While the FTSE All Share index, a broad measure of the London market, has lost 15% of its value since the start of 2020, the FTSE Equity Investment Instruments index, a benchmark of investment companies in the All Share, has fallen by only 5.1% at the time of writing. The explanation is largely based on the most fundamental way to diminish the danger inherent in investment; diversification.

Pooled funds can spread individual investors’ money over dozens of different underlying companies, countries and currencies to reduce our vulnerability to setbacks or failure at any one of them. In particular, many investment companies’ exposure to overseas stock markets has proved beneficial because some of these markets have recovered more rapidly from the coronavirus crisis than the London Stock Exchange.

For example, while the FTSE 100 index, a benchmark of Britain’s biggest companies, has fallen by 15% since the start of 2020, the Dow Jones index of American blue chip stocks is 8% down. Meanwhile, the Standard & Poor’s 500, a broader measure of the US market, has fallen by less than 2% over the same period.

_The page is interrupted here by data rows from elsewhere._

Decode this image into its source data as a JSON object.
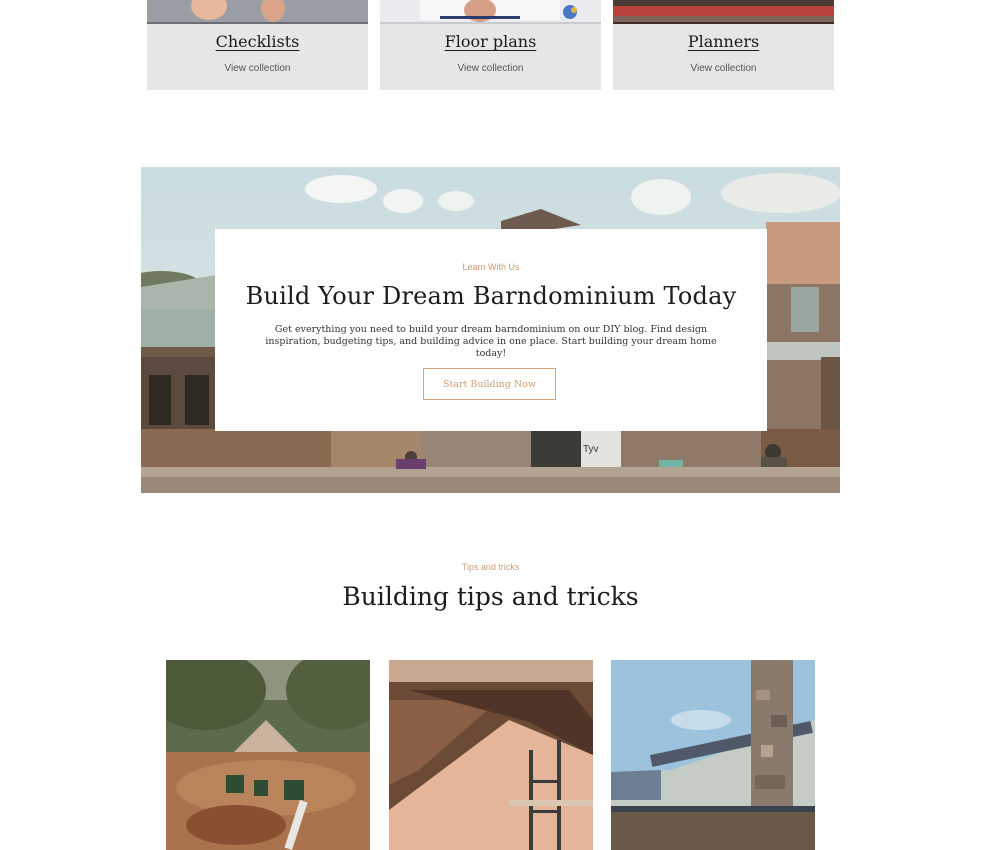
{
  "collections": [
    {
      "title": "Checklists",
      "link": "View collection"
    },
    {
      "title": "Floor plans",
      "link": "View collection"
    },
    {
      "title": "Planners",
      "link": "View collection"
    }
  ],
  "hero": {
    "eyebrow": "Learn With Us",
    "title": "Build Your Dream Barndominium Today",
    "text": "Get everything you need to build your dream barndominium on our DIY blog. Find design inspiration, budgeting tips, and building advice in one place. Start building your dream home today!",
    "button": "Start Building Now",
    "sign_text": "Tyv\nHom"
  },
  "tips": {
    "eyebrow": "Tips and tricks",
    "title": "Building tips and tricks"
  },
  "colors": {
    "accent": "#d39a73",
    "card_bg": "#e6e6e6",
    "heading": "#1d1d1d"
  }
}
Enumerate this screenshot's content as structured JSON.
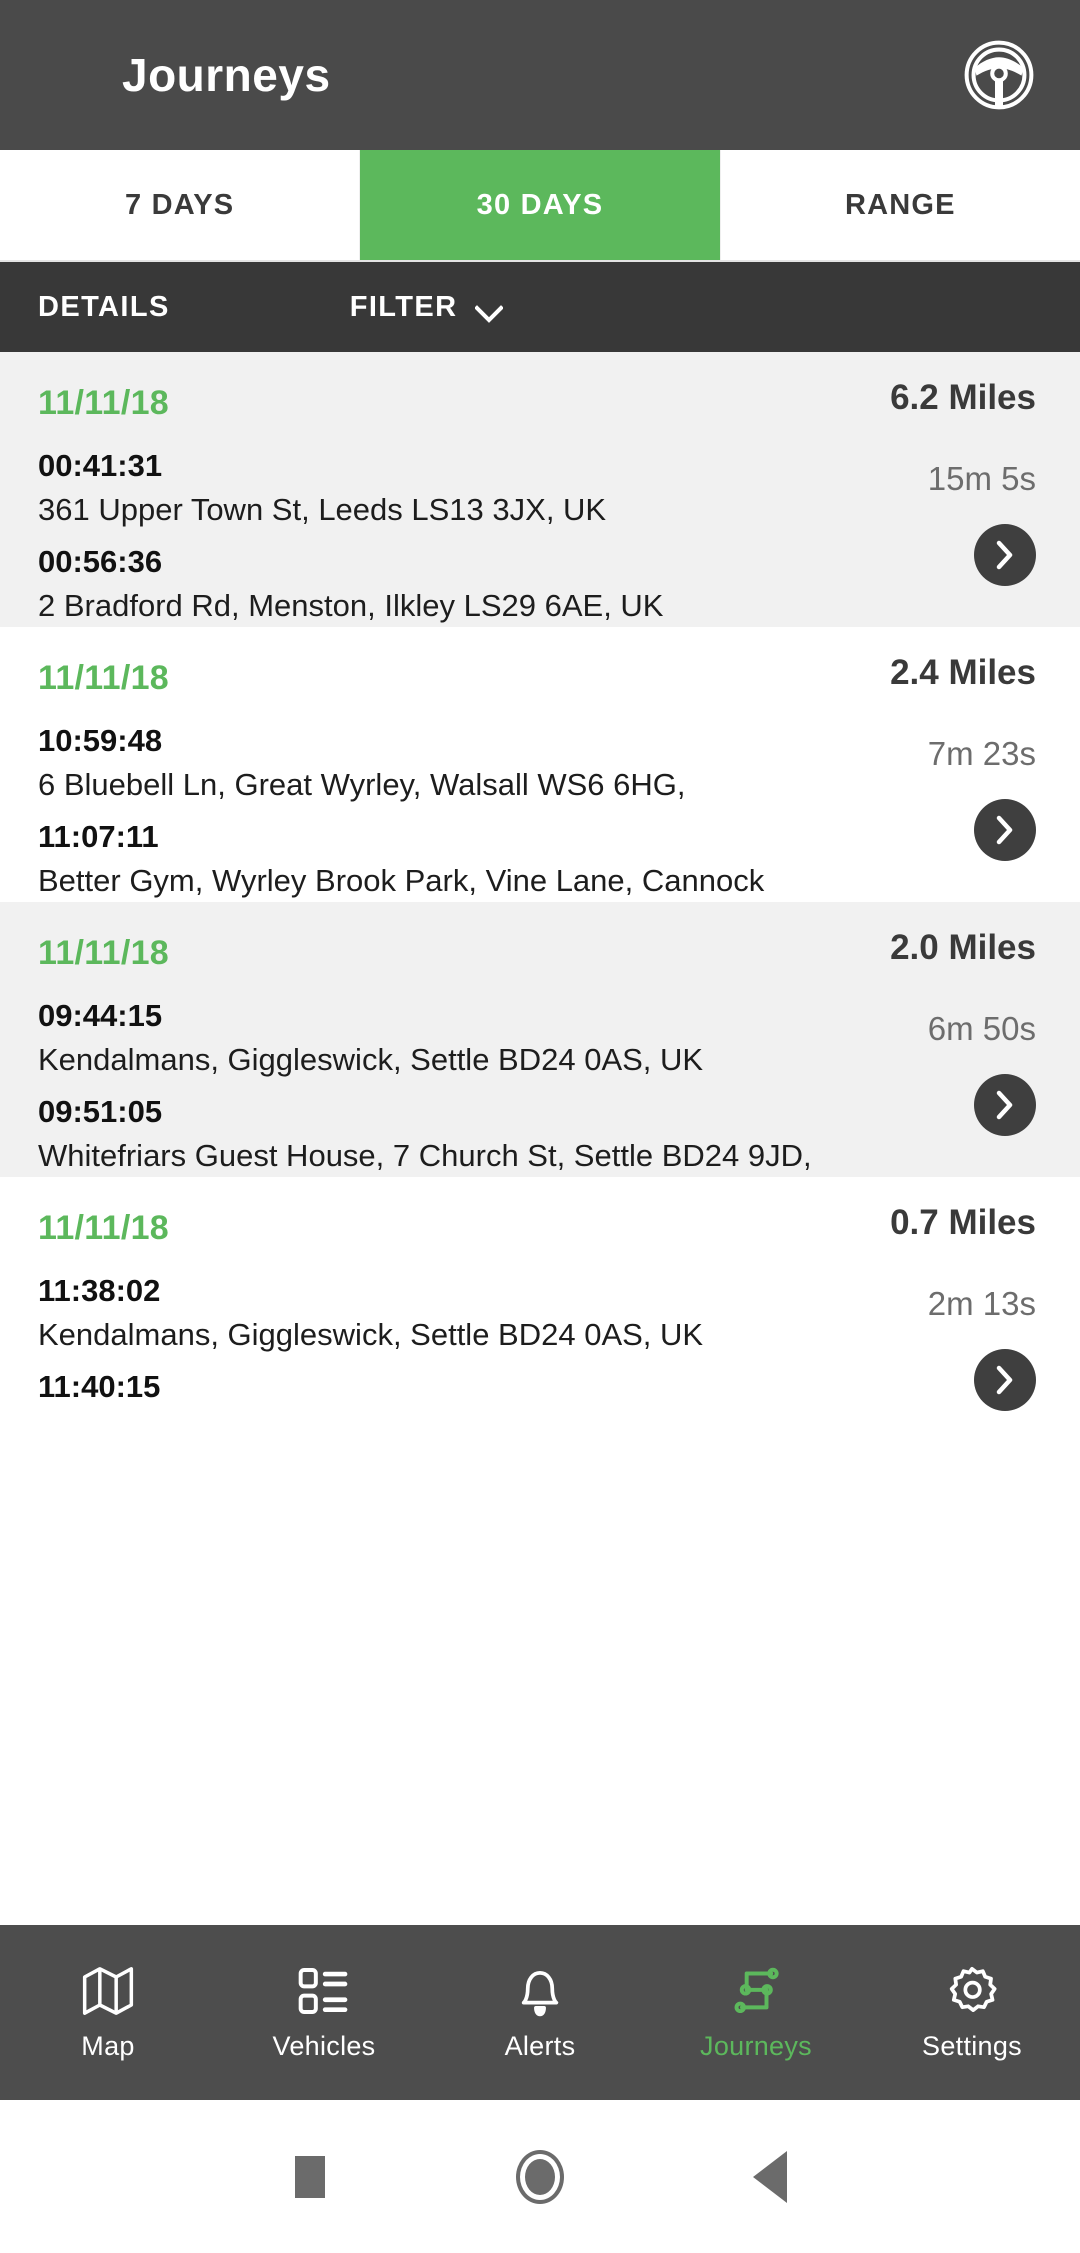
{
  "header": {
    "title": "Journeys",
    "icon": "steering-wheel-icon"
  },
  "segments": [
    {
      "label": "7 DAYS",
      "active": false
    },
    {
      "label": "30 DAYS",
      "active": true
    },
    {
      "label": "RANGE",
      "active": false
    }
  ],
  "filterbar": {
    "details_label": "DETAILS",
    "filter_label": "FILTER",
    "filter_chevron": "chevron-down-icon"
  },
  "colors": {
    "accent_green": "#5cb85c",
    "appbar_dark": "#4a4a4a",
    "filterbar_dark": "#383838",
    "bottomnav_dark": "#4d4d4d",
    "row_alt": "#f1f1f1",
    "row_base": "#ffffff"
  },
  "journeys": [
    {
      "date": "11/11/18",
      "miles": "6.2 Miles",
      "duration": "15m 5s",
      "start_time": "00:41:31",
      "start_address": "361 Upper Town St, Leeds LS13 3JX, UK",
      "end_time": "00:56:36",
      "end_address": "2 Bradford Rd, Menston, Ilkley LS29 6AE, UK"
    },
    {
      "date": "11/11/18",
      "miles": "2.4 Miles",
      "duration": "7m 23s",
      "start_time": "10:59:48",
      "start_address": "6 Bluebell Ln, Great Wyrley, Walsall WS6 6HG,",
      "end_time": "11:07:11",
      "end_address": "Better Gym, Wyrley Brook Park, Vine Lane, Cannock"
    },
    {
      "date": "11/11/18",
      "miles": "2.0 Miles",
      "duration": "6m 50s",
      "start_time": "09:44:15",
      "start_address": "Kendalmans, Giggleswick, Settle BD24 0AS, UK",
      "end_time": "09:51:05",
      "end_address": "Whitefriars Guest House, 7 Church St, Settle BD24 9JD,"
    },
    {
      "date": "11/11/18",
      "miles": "0.7 Miles",
      "duration": "2m 13s",
      "start_time": "11:38:02",
      "start_address": "Kendalmans, Giggleswick, Settle BD24 0AS, UK",
      "end_time": "11:40:15",
      "end_address": ""
    }
  ],
  "bottom_nav": [
    {
      "label": "Map",
      "icon": "map-icon",
      "active": false
    },
    {
      "label": "Vehicles",
      "icon": "list-icon",
      "active": false
    },
    {
      "label": "Alerts",
      "icon": "bell-icon",
      "active": false
    },
    {
      "label": "Journeys",
      "icon": "route-icon",
      "active": true
    },
    {
      "label": "Settings",
      "icon": "gear-icon",
      "active": false
    }
  ],
  "system_nav": [
    {
      "icon": "recents-square-icon"
    },
    {
      "icon": "home-circle-icon"
    },
    {
      "icon": "back-triangle-icon"
    }
  ]
}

One reason for the American market’s resilience in this crisis so far is that far more healthcare and technology businesses are listed there than in Britain. Healthcare companies have benefited from the search for a vaccine or cure, while many technology businesses’ revenues have boomed as more people work from home and shop online.

Coming down from the clouds, two of my most valuable shares have surfed both trends. Worldwide Healthcare, a self-descriptive investment trust in which I have been a shareholder for more than a decade, has delivered positive total returns of 14% over the last three months and 39% over the last year, according to independent statisticians Digital Look and Morningstar. Meanwhile, Polar Capital Technology, another investment trust in which I have been a shareholder for more than a decade, has soared by 22% in the last three months and 52% over the last year.

Neither pays much income; while Worldwide Healthcare yields 0.7%, Polar Capital Technology pays no dividend. Even so, such good total returns, especially in such bad times, mean I am very happy to pay ongoing charges of 0.9% for the former share and 1.33%, including a performance fee, for the latter stock. Both benefit from professional fund management, like all investment companies, which enables shareholders to gain access to opportunities in specialist sectors of which we know little or nothing.

Similarly, reading about the search for a vaccine prompted me to invest in International Biotechnology Trust in April, where hopes for some of its underlying holdings have helped deliver total returns of 29% in the last three months and 28% over the last year.

International Biotechnology Trust has ongoing charges of 1.68%, including a performance fee, and - unusually for its sector - yields 3.3%. This trust’s stated policy is to deliver a dividend equal to 4% of its net asset value (NAV) at the end of the preceding financial year.

Unlike other forms of pooled fund, investment companies can enhance dividends with capital gains and sustain income payments to shareholders by retaining up to 15% of income they receive in good years to top up distributions in bad years. Investment companies’ closed-ended structure also means their managers are never forced to sell assets to meet redemptions when confidence and prices fall, as often happens in a crisis.

Many of these characteristics of investment companies may have seemed like tedious technicalities in less challenging markets. Sometimes it takes a new threat to make us appreciate old safeguards or tried-and-tested ways to cope with the uncertainties of investment.